Looking back on the arc of my own career, it's clear to me now that my younger self had a pretty reasonable amount of technical expertise ... but for years I was focused only on "doing my own job" and doing it well. When I began to look beyond my own daily tasks and started developing deeper working relationships and a broader understanding of organizational issues, my career began to accelerate. By "working relationships," I mean not only with my direct manager (though that's an important one for sure), but also with peers, with colleagues, and with other respected influencers in the company.

Similarly (or, more accurately, conversely), over the years there were talented people I managed whom I could not get promoted, despite my efforts to do so, because they had not built a solid network of relationships around the company and thus were not known and trusted as well as they should have been. Perhaps it was partly my fault for not advocating as forcefully or persuasively as I could have, but it was also partly theirs for not having nurtured the kind of relationships that would have helped pave their way.

Positive relationships are a lubricant that keeps an organization's interpersonal machinery running smoothly. Without a lubricant, machinery easily breaks drown.

This is not to say we should all be wildly political animals; I'm in no way advocating behavior that is crassly or obnoxiously self-promoting. I'm simply saying that it's a worthwhile investment of time to build certain workplace relationships, to gain an understanding of what business matters other people are dealing with, and to be a constructive force, a good team player who can be counted on when hard issues arise, as they always do.

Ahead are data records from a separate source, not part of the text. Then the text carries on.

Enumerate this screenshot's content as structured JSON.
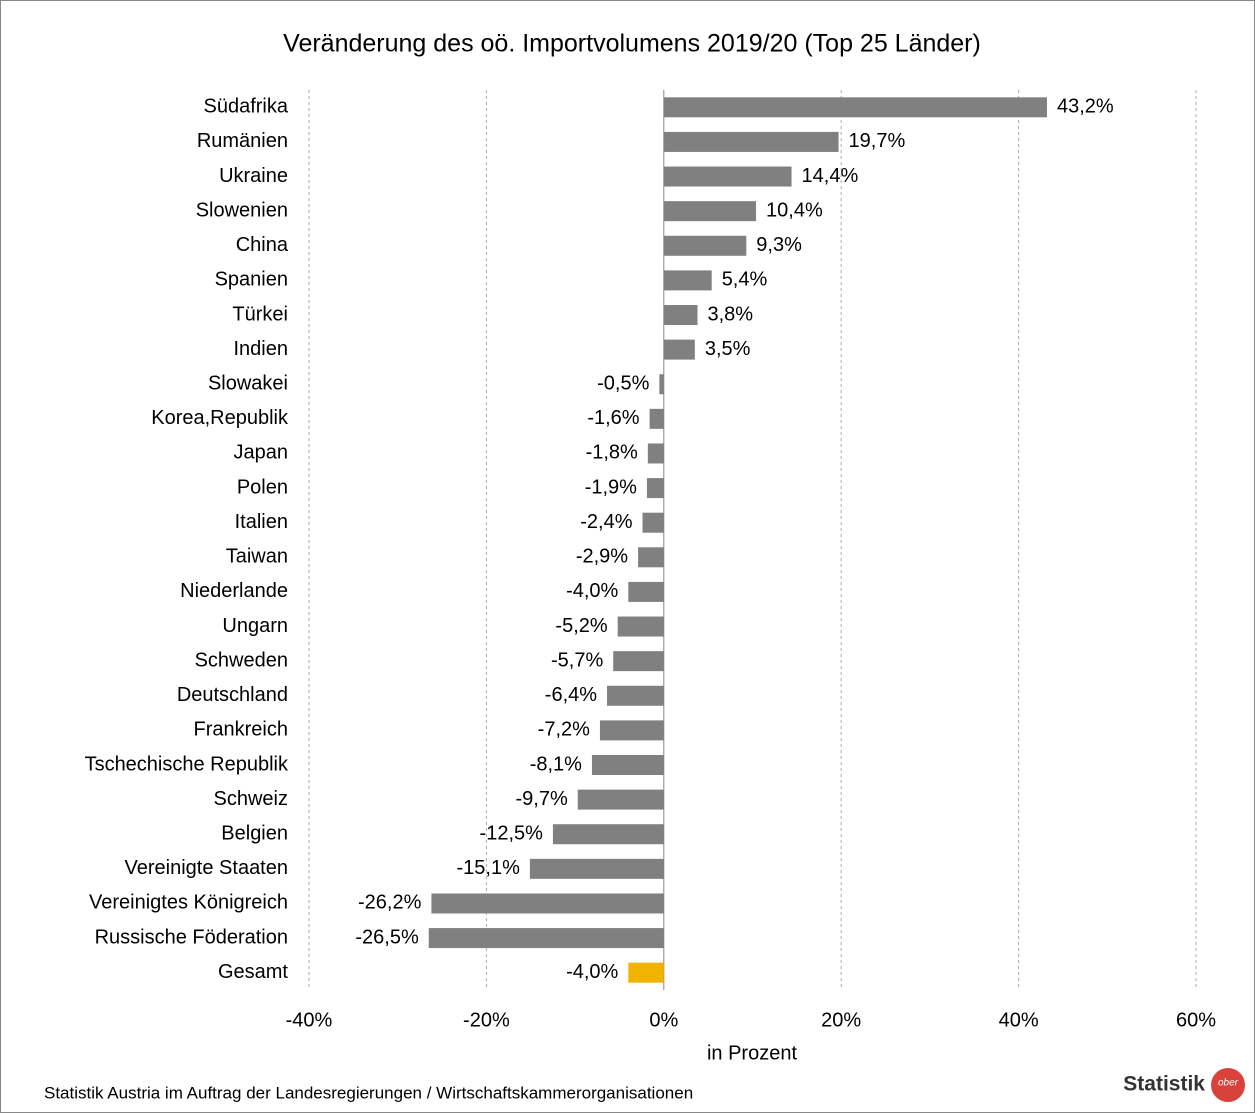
{
  "chart_data": {
    "type": "barh",
    "title": "Veränderung des oö. Importvolumens 2019/20 (Top 25 Länder)",
    "categories": [
      "Südafrika",
      "Rumänien",
      "Ukraine",
      "Slowenien",
      "China",
      "Spanien",
      "Türkei",
      "Indien",
      "Slowakei",
      "Korea,Republik",
      "Japan",
      "Polen",
      "Italien",
      "Taiwan",
      "Niederlande",
      "Ungarn",
      "Schweden",
      "Deutschland",
      "Frankreich",
      "Tschechische Republik",
      "Schweiz",
      "Belgien",
      "Vereinigte Staaten",
      "Vereinigtes Königreich",
      "Russische Föderation",
      "Gesamt"
    ],
    "values": [
      43.2,
      19.7,
      14.4,
      10.4,
      9.3,
      5.4,
      3.8,
      3.5,
      -0.5,
      -1.6,
      -1.8,
      -1.9,
      -2.4,
      -2.9,
      -4.0,
      -5.2,
      -5.7,
      -6.4,
      -7.2,
      -8.1,
      -9.7,
      -12.5,
      -15.1,
      -26.2,
      -26.5,
      -4.0
    ],
    "value_labels": [
      "43,2%",
      "19,7%",
      "14,4%",
      "10,4%",
      "9,3%",
      "5,4%",
      "3,8%",
      "3,5%",
      "-0,5%",
      "-1,6%",
      "-1,8%",
      "-1,9%",
      "-2,4%",
      "-2,9%",
      "-4,0%",
      "-5,2%",
      "-5,7%",
      "-6,4%",
      "-7,2%",
      "-8,1%",
      "-9,7%",
      "-12,5%",
      "-15,1%",
      "-26,2%",
      "-26,5%",
      "-4,0%"
    ],
    "colors": [
      "#808080",
      "#808080",
      "#808080",
      "#808080",
      "#808080",
      "#808080",
      "#808080",
      "#808080",
      "#808080",
      "#808080",
      "#808080",
      "#808080",
      "#808080",
      "#808080",
      "#808080",
      "#808080",
      "#808080",
      "#808080",
      "#808080",
      "#808080",
      "#808080",
      "#808080",
      "#808080",
      "#808080",
      "#808080",
      "#f0b400"
    ],
    "xlim": [
      -40,
      60
    ],
    "xticks": [
      {
        "value": -40,
        "label": "-40%"
      },
      {
        "value": -20,
        "label": "-20%"
      },
      {
        "value": 0,
        "label": "0%"
      },
      {
        "value": 20,
        "label": "20%"
      },
      {
        "value": 40,
        "label": "40%"
      },
      {
        "value": 60,
        "label": "60%"
      }
    ],
    "x_label": "in Prozent",
    "grid": true,
    "source": "Statistik Austria im Auftrag der Landesregierungen / Wirtschaftskammerorganisationen",
    "logo": {
      "text": "Statistik",
      "badge": "ober"
    }
  }
}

Over the years I attended innumerable management meetings where a potential promotion was being discussed, and questions would commonly be posed along the lines of "What does Johnson think of her? ... or Mary over in HR? ... or how well does she get along with Davis, that go-to project manager in IT?" Much as we'd like to think such judgments are random and peripheral, the reality is they can be make-or-break data points in lean organizations where promotions are valued and hard to come by.

A solid network of positive working relationships helps make tough management decisions a whole lot easier.

References

Harvard Business Review, The Management Tip of the Day, April 20, 2021. "To Get Promoted, Build Your Relationships."